Son désir d'améliorer le sort de l'humanité décuple son avidité pour la
lecture, en particulier pour les ouvrages de chimie, d'électricité, de
physique et de mécanique. « Ma surdité m'avait appris que presque
n'importe quel livre peut être agréable ou instructif ».
Employé télégraphiste
Télégraphe de Samuel Morse en 1838.
Toujours
en 1862, Thomas sauve héroïquement Jimmie MacKenzie, un enfant de trois
ans qui manque se faire écraser par un train, Jimmie étant le fils de
J.U. MacKenzie, chef de gare à Port Huron. Pour le remercier,
l'officier accepte de lui apprendre l'alphabet morse et l'utilisation
de son télégraphe durant deux mois de formation. Cette nouvelle
compétence-passion lui permet de trouver un emploi de télégraphiste à
Memphis. Son directeur remarque qu'Edison lit ou dort pendant son
travail, il lui ordonne d'envoyer toutes les demi-heures un message
morse pour attester qu'il travaille. Un jour, ce directeur se présente
à la cabine de télégraphie pour constater qu'Edison l'a dupé en
automatisant le transmetteur.
En 1866, âgé de 19 ans, il
emménage à Toronto au Canada et trouve un emploi
d'assistant-télégraphiste à la Western Union Company. Son travail
consiste à transmettre par télégraphe les messages reçus à chaque
heure. Il réalise alors sa première invention : il transforme son
télégraphe en « transmetteur-récepteur duplex automatique de code Morse
», capable de transmettre sur un même câble deux dépêches en sens
inverse, automatiquement sans intervention humaine, et dépose ainsi son
premier brevet. Continuant ses expériences pendant son travail, il
laisse échapper de l'acide sulfurique d'une batterie au plomb, acide
qui traverse le plancher et atterrit dans le bureau du directeur de la
compagnie qui le licencie sur le champ. Puis, il devient opérateur
télégraphiste, itinérant de ville en ville dans tout l'Est des
États-Unis.
En 1868, âgé de 21 ans, expert en télégraphie,
Thomas est embauché comme opérateur-télégraphiste de nuit à la Western
Union Company de Boston et travaille en parallèle sur plusieurs projets
d'inventions dont une machine de comptage automatique de vote qui n'est
pas retenue par le Congrès des États-Unis car jugée trop rapide… Il en
déduit un de ses futurs grands principes de base : « Never invent
something that people don't want » (ne jamais inventer quelque chose
dont les gens ne veulent pas).
En 1869, il tente sa chance à
New York, où il trouve une chambre de bonne dans les sous-sols de la
chaufferie de la Bourse de New York à Wall Street. Il dort à côté du
téléscripteur qui transmet les cours de l'or sur les marchés
financiers, et étudie cette machine de près. Il aide un jour le
télégraphiste de la Western Union à résoudre une panne importante et se
voit proposer une confortable place d'assistant de l'ingénieur en chef
de la Western Union de New York, aux appointements de 300 dollars, avec
pour mission d'améliorer le téléscripteur de la Bourse de New York.
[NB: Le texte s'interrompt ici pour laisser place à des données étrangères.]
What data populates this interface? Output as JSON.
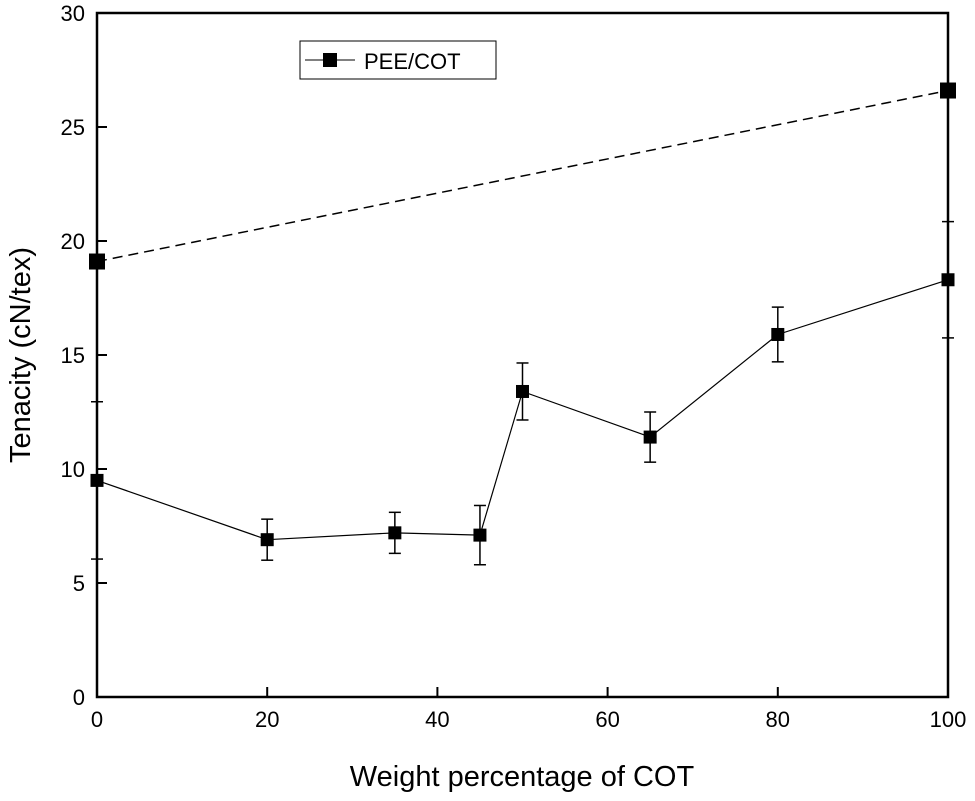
{
  "chart_data": {
    "type": "line",
    "xlabel": "Weight percentage of COT",
    "ylabel": "Tenacity (cN/tex)",
    "xlim": [
      0,
      100
    ],
    "ylim": [
      0,
      30
    ],
    "xticks": [
      0,
      20,
      40,
      60,
      80,
      100
    ],
    "yticks": [
      0,
      5,
      10,
      15,
      20,
      25,
      30
    ],
    "grid": false,
    "legend": {
      "placement": "top-left",
      "entries": [
        "PEE/COT"
      ]
    },
    "series": [
      {
        "name": "PEE/COT",
        "style": "solid",
        "marker": "square",
        "x": [
          0,
          20,
          35,
          45,
          50,
          65,
          80,
          100
        ],
        "y": [
          9.5,
          6.9,
          7.2,
          7.1,
          13.4,
          11.4,
          15.9,
          18.3
        ],
        "error": [
          3.45,
          0.9,
          0.9,
          1.3,
          1.25,
          1.1,
          1.2,
          2.55
        ]
      },
      {
        "style": "dashed",
        "marker": "square",
        "x": [
          0,
          100
        ],
        "y": [
          19.1,
          26.6
        ]
      }
    ],
    "colors": {
      "line": "#000000"
    }
  }
}
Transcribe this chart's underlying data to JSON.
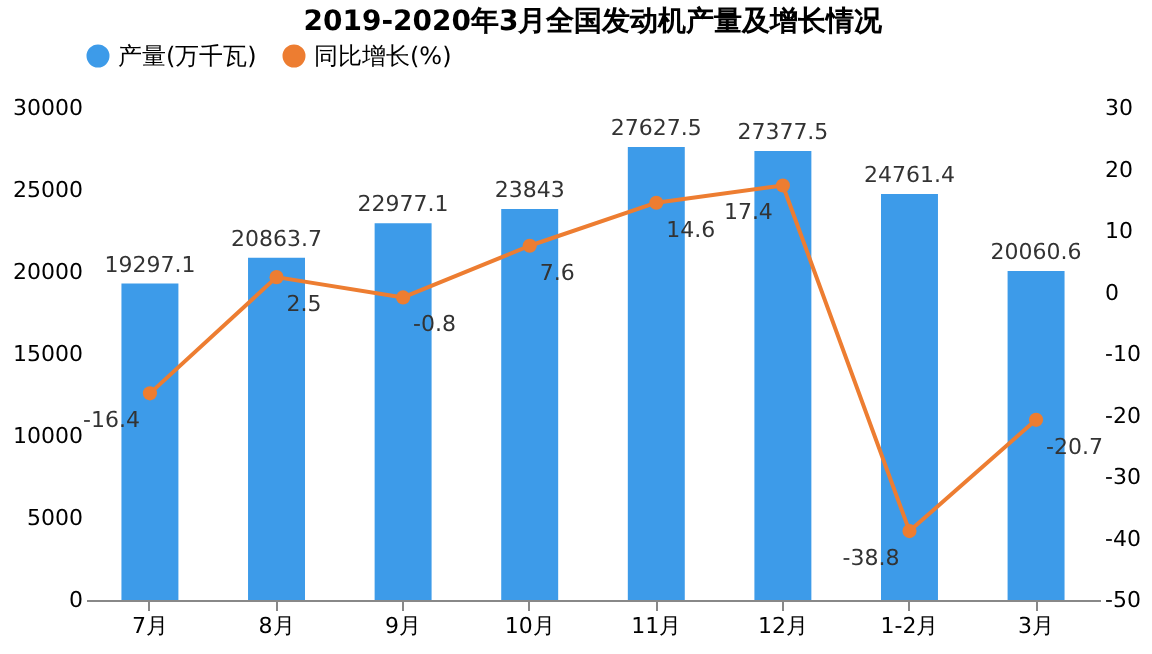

Parallèlement, il étudie à la Cooper Union qui lui permet, grâce à des
cours gratuits, d'augmenter ses connaissances en chimie.
Patron d'entreprise
En
1874 avec les 40 000 dollars récoltés de son télégraphe multiplexé, il
fonde son entreprise industrielle de « Menlo Park », avec des
laboratoires de recherche à Newark dans le New Jersey près de New York.
Il est précurseur de la recherche industrielle moderne appliquée, avec
deux associés et une équipe de 60 chercheurs salariés (au lieu de
chercheurs isolés). Il supervise jusqu'à 40 projets en même temps, et
dépose jusqu'à 400 brevets par an[réf. nécessaire] (et au total 1 074).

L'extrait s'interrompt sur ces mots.